Below we chart the results of our text mining functions. The charts are colorized by what file they were obtained from: red for Blog data, green for News data, and blue for Twitter data.

Top Words Frequency

The following three charts show the top 10 Most frequently appearing words in each of the sample datasets.

Top Parts-Of-Speech Frequency

The following chart group shows the Top 10 most frequent Parts-Of-Speech in the sample datasets. Parts-Of-Speech were obtained by first running a Maxent_POS_Tag_Annotator() on the corpora and then obtaining the Word/Tag combinations from the result. A dictionary of the Parts-Of-Speech tags is available at: https://www.ling.upenn.edu/courses/Fall_2003/ling001/penn_treebank_pos.html.

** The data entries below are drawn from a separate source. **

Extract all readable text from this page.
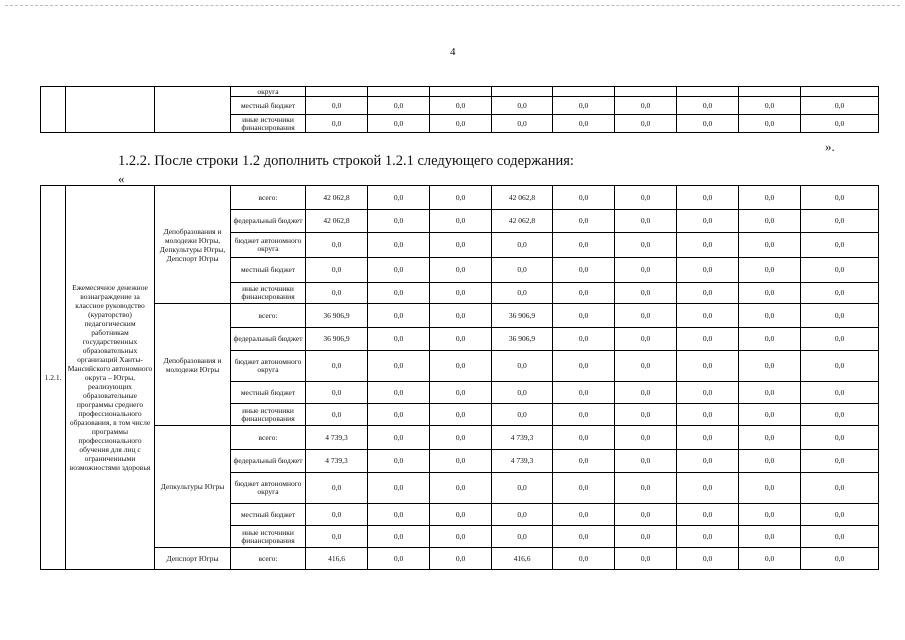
4
			округа									
			местный бюджет	0,0	0,0	0,0	0,0	0,0	0,0	0,0	0,0	0,0
			иные источники финансирования	0,0	0,0	0,0	0,0	0,0	0,0	0,0	0,0	0,0
».
1.2.2. После строки 1.2 дополнить строкой 1.2.1 следующего содержания:
«
1.2.1.	Ежемесячное денежное вознаграждение за классное руководство (кураторство) педагогическим работникам государственных образовательных организаций Ханты-Мансийского автономного округа – Югры, реализующих образовательные программы среднего профессионального образования, в том числе программы профессионального обучения для лиц с ограниченными возможностями здоровья	Депобразования и молодежи Югры, Депкультуры Югры, Депспорт Югры	всего:	42 062,8	0,0	0,0	42 062,8	0,0	0,0	0,0	0,0	0,0
			федеральный бюджет	42 062,8	0,0	0,0	42 062,8	0,0	0,0	0,0	0,0	0,0
			бюджет автономного округа	0,0	0,0	0,0	0,0	0,0	0,0	0,0	0,0	0,0
			местный бюджет	0,0	0,0	0,0	0,0	0,0	0,0	0,0	0,0	0,0
			иные источники финансирования	0,0	0,0	0,0	0,0	0,0	0,0	0,0	0,0	0,0
		Депобразования и молодежи Югры	всего:	36 906,9	0,0	0,0	36 906,9	0,0	0,0	0,0	0,0	0,0
			федеральный бюджет	36 906,9	0,0	0,0	36 906,9	0,0	0,0	0,0	0,0	0,0
			бюджет автономного округа	0,0	0,0	0,0	0,0	0,0	0,0	0,0	0,0	0,0
			местный бюджет	0,0	0,0	0,0	0,0	0,0	0,0	0,0	0,0	0,0
			иные источники финансирования	0,0	0,0	0,0	0,0	0,0	0,0	0,0	0,0	0,0
		Депкультуры Югры	всего:	4 739,3	0,0	0,0	4 739,3	0,0	0,0	0,0	0,0	0,0
			федеральный бюджет	4 739,3	0,0	0,0	4 739,3	0,0	0,0	0,0	0,0	0,0
			бюджет автономного округа	0,0	0,0	0,0	0,0	0,0	0,0	0,0	0,0	0,0
			местный бюджет	0,0	0,0	0,0	0,0	0,0	0,0	0,0	0,0	0,0
			иные источники финансирования	0,0	0,0	0,0	0,0	0,0	0,0	0,0	0,0	0,0
		Депспорт Югры	всего:	416,6	0,0	0,0	416,6	0,0	0,0	0,0	0,0	0,0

Top nGram Gram Frequency for 3 to 4 Grams

Below are the results of the ngram tokenization for 3 to 4 gram word groups (‘phrases’). The top 10 phrases for the sample data for each file are displayed. Ngram tokenization will also be the basis for our prediction model.

Next Steps

The next steps for the project are:

Implement a prediction model based on ngram tokenization.
Design a shiny application that takes input from a user and predicts the phrase the user is going to type out.
We intend for the reactivity of the shiny app to be such that when the user starts typing, the predicted phrase option given is updated with every letter typed.
Address processing the large memory-intensive full files.